SVOLT arbeitet derzeit an der Entwicklung eines umfassenden Recycling-Konzepts mit dem Ziel, einen geschlossenen Materialkreislauf zu schaffen, dafür ist die Rückgewinnung der Rohstoffe ein zentraler Bestandteil. Unser Recycling-Konzept umfasst dabei diejenigen Batterieprodukte, die tatsächlich das Ende ihres Produktlebenszyklus erreicht haben und auch nicht mehr in anderen Energiespeicherlösungen eingesetzt werden können, ebenso wie den im Produktionsprozess entstehenden Ausschuss an Materialien. Nachhaltigkeit sowie die Minimierung des CO2-Footprints stehen dabei für uns im Vordergrund.

Steinbeis (Staudt):

Gibt es schon konkrete Recyclingprojekte für mobile Speicher bei SVOLT oder dem Mutterkonzern Great Wall Motors?

SVOLT (Wollenhaupt):

Wie erwähnt, arbeiten wir aktuell an einem konkreten Recycling- Konzept, zusammen mit unserem Partner Huayu. Als unabhängiger Automobilzulieferer können wir über die Recyclingbestrebungen von Great Wall Motors leider nicht sprechen.

Steinbeis (Göhringer):

Vielen Dank, dass Sie mit uns diese Einblicke und Ausblicke von SVOLT auf den mobilen Speicher- bzw. Batteriemarkt der nächsten Jahre gewährt haben. Zusammenfassend können wir festhalten:

Abb 5: Darstellung RWTH Aachen PEM (Recycling von Lithium-Ionen-Batterien)

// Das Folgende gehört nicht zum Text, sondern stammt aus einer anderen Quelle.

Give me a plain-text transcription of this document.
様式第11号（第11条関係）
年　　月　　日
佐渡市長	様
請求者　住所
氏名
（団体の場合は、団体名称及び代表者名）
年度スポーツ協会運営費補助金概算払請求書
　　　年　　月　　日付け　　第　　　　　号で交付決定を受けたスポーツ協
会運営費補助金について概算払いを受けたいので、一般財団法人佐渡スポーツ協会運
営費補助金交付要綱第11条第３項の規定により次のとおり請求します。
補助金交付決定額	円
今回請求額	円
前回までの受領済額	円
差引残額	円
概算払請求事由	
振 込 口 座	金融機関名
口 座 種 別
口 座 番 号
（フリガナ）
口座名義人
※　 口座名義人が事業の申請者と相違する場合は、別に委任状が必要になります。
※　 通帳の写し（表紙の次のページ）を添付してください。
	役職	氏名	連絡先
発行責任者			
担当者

Der Recycling-Markt für mobile Speicher wird schon im kommenden Jahr eine große Rolle spielen, insbesondere mit Blick auf den Aufbau leistungsfähiger Kapazitäten. Für kleinere Recycling- Unternehmen bietet es sich bzgl. anstehender Investitionskosten an, Kooperationen und Zusammenschlüsse anzustreben. Die großen Hersteller und OEMs, sowohl von Akkumulatoren als auch von E-Fahrzeugen, werden mittelfristig Investitionen in eigene Recyclinglösungen aufbauen müssen. Diese Bestrebungen stehen heute noch nicht im Vordergrund. Aufgrund gesetzlicher Verpflichtungen wird man das Thema Recycling entlang der gesamten Lieferkette aber in spätestens drei bis fünf Jahren nicht mehr ignorieren können. Maschinen- und Anlagenbauer im Segment des Recyclings von mobilen Speichern können daher mit steigender Nachfrage rechnen.